Bridging microbiome science and entrepreneurial ambition, Endure Biotherapeutics—a preclinical biotech startup based in San Diego—has secured a Phase I SBIR grant from the National Cancer Institute (NCI) to develop an Engineered Native Bacteria (ENB) therapy for Familial Adenomatous Polyposis (FAP). If successful, this could pioneer a non-surgical treatment for a nearly inevitable progression to colorectal cancer in FAP patients.

From press release to promise

FAP is a hereditary disorder marked by the development of hundreds—or even thousands—of polyps in the colon and rectum, virtually guaranteeing colorectal cancer by age 40 if untreated. Current management typically involves prophylactic colon removal, a life-saving but invasive procedure with significant lifestyle impact. Endure Bio’s ENB therapy aims to change that—leveraging strains of bacteria sourced from human hosts, genetically engineered for therapeutic activity, and reintroduced into the gut where they naturally engraft and persist.

Amir Zarrinpar, MD, PhD (founder, CMO, and professor at UC San Diego) calls the NIH award “critical”—calling it “one of the first potential treatments” for FAP. CEO Mark Wilson echoed the SBIR’s intent: “Innovation with a clear path to improving human health.”

Microbiome breakthroughs: a budding regulatory landscape

Live biotherapeutics (LBPs) and microbiota‑based therapies are emerging from experimental fringes into the realities of regulated medicine. To date, the U.S. Food and Drug Administration (FDA) has approved only two microbiota-derived LBPs—Rebyota (a rectal fecal microbiota suspension) in November 2022, and Vowst (an oral capsule of fecal microbiota spores) in April 2023.

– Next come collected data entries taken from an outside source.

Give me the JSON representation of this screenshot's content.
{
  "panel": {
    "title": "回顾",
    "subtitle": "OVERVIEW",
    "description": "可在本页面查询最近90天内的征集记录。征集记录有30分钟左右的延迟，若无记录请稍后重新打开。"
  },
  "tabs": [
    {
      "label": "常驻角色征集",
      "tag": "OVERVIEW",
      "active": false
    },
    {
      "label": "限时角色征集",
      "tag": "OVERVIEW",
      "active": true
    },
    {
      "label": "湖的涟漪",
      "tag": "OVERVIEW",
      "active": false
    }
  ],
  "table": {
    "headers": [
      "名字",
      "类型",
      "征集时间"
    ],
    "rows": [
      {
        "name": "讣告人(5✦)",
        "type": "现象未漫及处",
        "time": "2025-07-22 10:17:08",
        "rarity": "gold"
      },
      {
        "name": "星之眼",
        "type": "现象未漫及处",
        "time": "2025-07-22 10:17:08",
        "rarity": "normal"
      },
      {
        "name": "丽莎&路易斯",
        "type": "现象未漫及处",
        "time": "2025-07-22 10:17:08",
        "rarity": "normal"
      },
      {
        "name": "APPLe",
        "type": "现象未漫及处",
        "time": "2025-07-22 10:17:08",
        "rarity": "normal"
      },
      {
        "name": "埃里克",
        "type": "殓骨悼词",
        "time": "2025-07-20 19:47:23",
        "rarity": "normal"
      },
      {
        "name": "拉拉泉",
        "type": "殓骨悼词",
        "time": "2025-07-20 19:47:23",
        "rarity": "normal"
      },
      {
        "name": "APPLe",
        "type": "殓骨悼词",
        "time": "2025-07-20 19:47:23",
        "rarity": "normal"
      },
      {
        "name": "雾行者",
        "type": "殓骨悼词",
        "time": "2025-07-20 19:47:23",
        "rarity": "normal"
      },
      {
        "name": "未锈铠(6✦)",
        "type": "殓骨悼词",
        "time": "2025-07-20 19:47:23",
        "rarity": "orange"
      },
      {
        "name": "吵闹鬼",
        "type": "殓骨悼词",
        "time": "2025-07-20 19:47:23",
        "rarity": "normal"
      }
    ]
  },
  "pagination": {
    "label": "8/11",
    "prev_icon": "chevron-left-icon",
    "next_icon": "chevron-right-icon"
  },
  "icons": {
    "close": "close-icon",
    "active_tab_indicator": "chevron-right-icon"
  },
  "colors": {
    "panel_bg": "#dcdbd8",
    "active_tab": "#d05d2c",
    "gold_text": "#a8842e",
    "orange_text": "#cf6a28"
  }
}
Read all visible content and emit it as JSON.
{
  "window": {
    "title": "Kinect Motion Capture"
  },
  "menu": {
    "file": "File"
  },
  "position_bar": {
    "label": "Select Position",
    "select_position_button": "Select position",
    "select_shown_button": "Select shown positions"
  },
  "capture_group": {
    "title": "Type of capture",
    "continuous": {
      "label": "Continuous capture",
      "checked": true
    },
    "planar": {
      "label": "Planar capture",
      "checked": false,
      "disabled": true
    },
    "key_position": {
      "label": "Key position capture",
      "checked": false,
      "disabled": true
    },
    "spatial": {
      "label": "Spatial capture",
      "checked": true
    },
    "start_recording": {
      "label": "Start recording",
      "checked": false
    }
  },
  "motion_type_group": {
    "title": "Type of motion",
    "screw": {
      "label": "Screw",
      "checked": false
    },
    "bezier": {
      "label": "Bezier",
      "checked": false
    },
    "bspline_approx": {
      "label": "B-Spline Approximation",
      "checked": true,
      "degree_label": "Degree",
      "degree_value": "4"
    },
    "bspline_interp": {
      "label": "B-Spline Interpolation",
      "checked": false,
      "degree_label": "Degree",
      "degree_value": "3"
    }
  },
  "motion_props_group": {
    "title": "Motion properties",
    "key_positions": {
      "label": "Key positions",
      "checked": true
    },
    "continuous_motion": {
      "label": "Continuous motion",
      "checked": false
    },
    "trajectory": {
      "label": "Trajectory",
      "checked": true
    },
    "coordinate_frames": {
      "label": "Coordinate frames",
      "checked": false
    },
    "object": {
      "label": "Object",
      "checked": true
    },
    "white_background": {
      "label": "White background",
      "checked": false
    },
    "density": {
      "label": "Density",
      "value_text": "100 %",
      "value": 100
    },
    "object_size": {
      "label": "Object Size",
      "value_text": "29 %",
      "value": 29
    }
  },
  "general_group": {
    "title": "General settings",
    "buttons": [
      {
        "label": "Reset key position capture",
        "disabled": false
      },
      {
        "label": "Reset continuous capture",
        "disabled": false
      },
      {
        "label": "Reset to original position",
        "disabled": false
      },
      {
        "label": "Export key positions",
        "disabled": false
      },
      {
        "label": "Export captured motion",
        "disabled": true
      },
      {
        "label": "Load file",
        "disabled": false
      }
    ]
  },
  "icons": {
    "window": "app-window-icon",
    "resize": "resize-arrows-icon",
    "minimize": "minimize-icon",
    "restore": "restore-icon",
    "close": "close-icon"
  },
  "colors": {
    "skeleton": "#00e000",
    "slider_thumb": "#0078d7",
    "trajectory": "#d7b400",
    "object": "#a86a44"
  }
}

These approvals represent key milestones—elevating gut microbiome manipulation from stool transplants to defined, pharmaceutical-grade products. 

But the regulatory path remains complex. Analytical methods, manufacturing consistency, strain identification, and long-term safety assessments remain areas under refinement in collaboration with industry and regulators globally.

Competitive landscape: beyond FAP

The microbiome therapy arena is heating up. For example, Seres Therapeutics—developer of Vowst—recently received valuable FDA feedback on their live biotherapeutic candidate SER‑155, designed to reduce bloodstream infections in hematopoietic stem cell transplant patients. Their early data suggests a 77% reduction in infection risk—a promising step toward Fast Track or Breakthrough Therapy designation.

This juxtaposes Endure Bio’s pipeline, which, besides FAP, includes candidates for PKU and metabolic aging disorders. If ENB therapies can offer both safety and durable engraftment, the opportunity for a new therapeutic class—”engineer-and-engraft” live biotherapeutics—could transform how chronic and genetic conditions are treated.

Business implications: funds, trust, and strategic timing

Receiving an SBIR Phase I grant is more than just non-dilutive funding—it signals NIH trust in scientific rigor and commercial viability. In the competitive world of biotech startups, this can catalyze further investor interest and partnerships.

Beyond financials, Endure Bio’s strategy targets functional, long-term cures—not symptomatic relief. If their approach succeeds, it could redefine treatment for conditions that today prompt surgery, lifelong dietary regimens, or chronic pharmaceutical dependence.

Final thought

Endure Biotherapeutics sits at the convergence of regulatory progress, scientific potential, and unmet medical need. As the microbiome therapeutics field matures—with approvals like Rebyota and Vowst signalizing broader acceptance—innovations like ENB therapies could soon reshape the treatment landscape for both rare and widespread diseases.